I find it helpful to think about it this way:

 

1 administrator but multiple routing tables = multiple-VR

2+ administrators with multiple routing tables = multi-vsys+multi-VR

 

Essentially, you bring multiple vsys into the mix when you want to separate the administrative domains... one admin for one VR, and a different admin for another VR, etc.  

 

It's an over-simplification, but that's usually a good place to start.  

Cyber Elite
Cyber Elite

@SuryaR,

VSYS can come in handy in certain situations where you really should have multiple different firewalls, however for budgetary reasons only one is available. 
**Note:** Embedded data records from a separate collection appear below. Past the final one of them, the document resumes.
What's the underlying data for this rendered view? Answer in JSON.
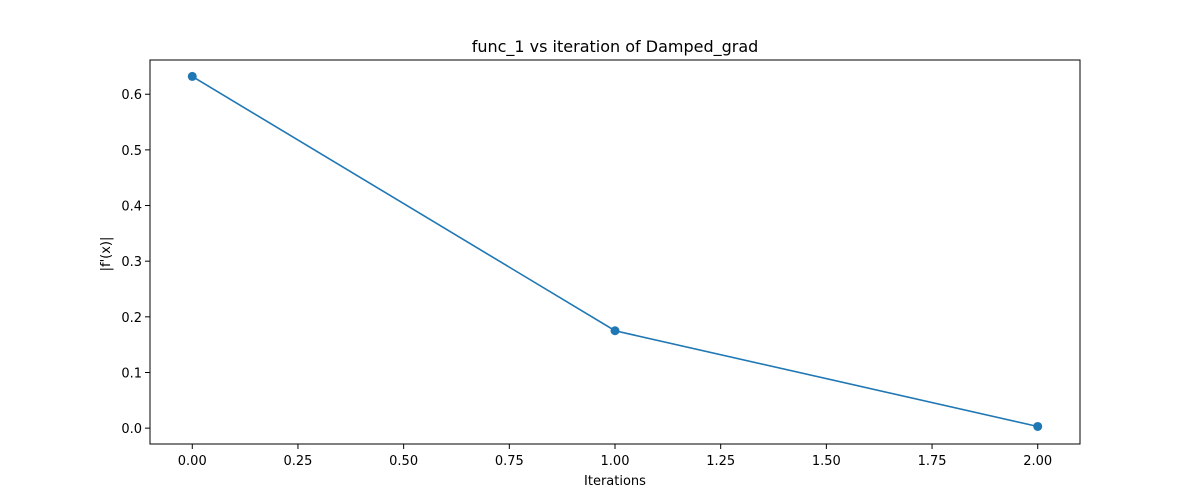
{
  "chart_data": {
    "type": "line",
    "title": "func_1 vs iteration of Damped_grad",
    "xlabel": "Iterations",
    "ylabel": "|f'(x)|",
    "xlim": [
      -0.1,
      2.1
    ],
    "ylim": [
      -0.0285,
      0.6615
    ],
    "xticks": [
      0.0,
      0.25,
      0.5,
      0.75,
      1.0,
      1.25,
      1.5,
      1.75,
      2.0
    ],
    "xtick_labels": [
      "0.00",
      "0.25",
      "0.50",
      "0.75",
      "1.00",
      "1.25",
      "1.50",
      "1.75",
      "2.00"
    ],
    "yticks": [
      0.0,
      0.1,
      0.2,
      0.3,
      0.4,
      0.5,
      0.6
    ],
    "ytick_labels": [
      "0.0",
      "0.1",
      "0.2",
      "0.3",
      "0.4",
      "0.5",
      "0.6"
    ],
    "grid": false,
    "series": [
      {
        "color": "#1f77b4",
        "marker": "circle",
        "x": [
          0,
          1,
          2
        ],
        "y": [
          0.632,
          0.175,
          0.003
        ]
      }
    ]
  }
}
A good example of this is in County Courthouse buildings. I generally had three different VSYS running on those boxes. One for the Sheriff office connecting through the BCA network; one for the DOJ connections for the actual judicial folks; and one for the rest of the County employees that simply hopped onto the state network. Instead of having three different firewalls in the rack, I could deploy a single firewall with multiple different VSYS and meet all regulatory requirements of sperating out the traffic. 

L3 Networker

Thank you all for responses. 

Another reason for vsys instead of only routing separation is when you have multiple customers obviously with multiple domains. With vsys you're able to completely separate the user-id part. So you don't have all user-to-ip-mappings in one big table. Also the logging or specially the reporting part gets easier in this situation. It's also possible to customize response pages per vsys ... and many many more.

But in general it's like @BPry wrote. The advantage of having multiple virtual firewalls instead of multiple physical devices.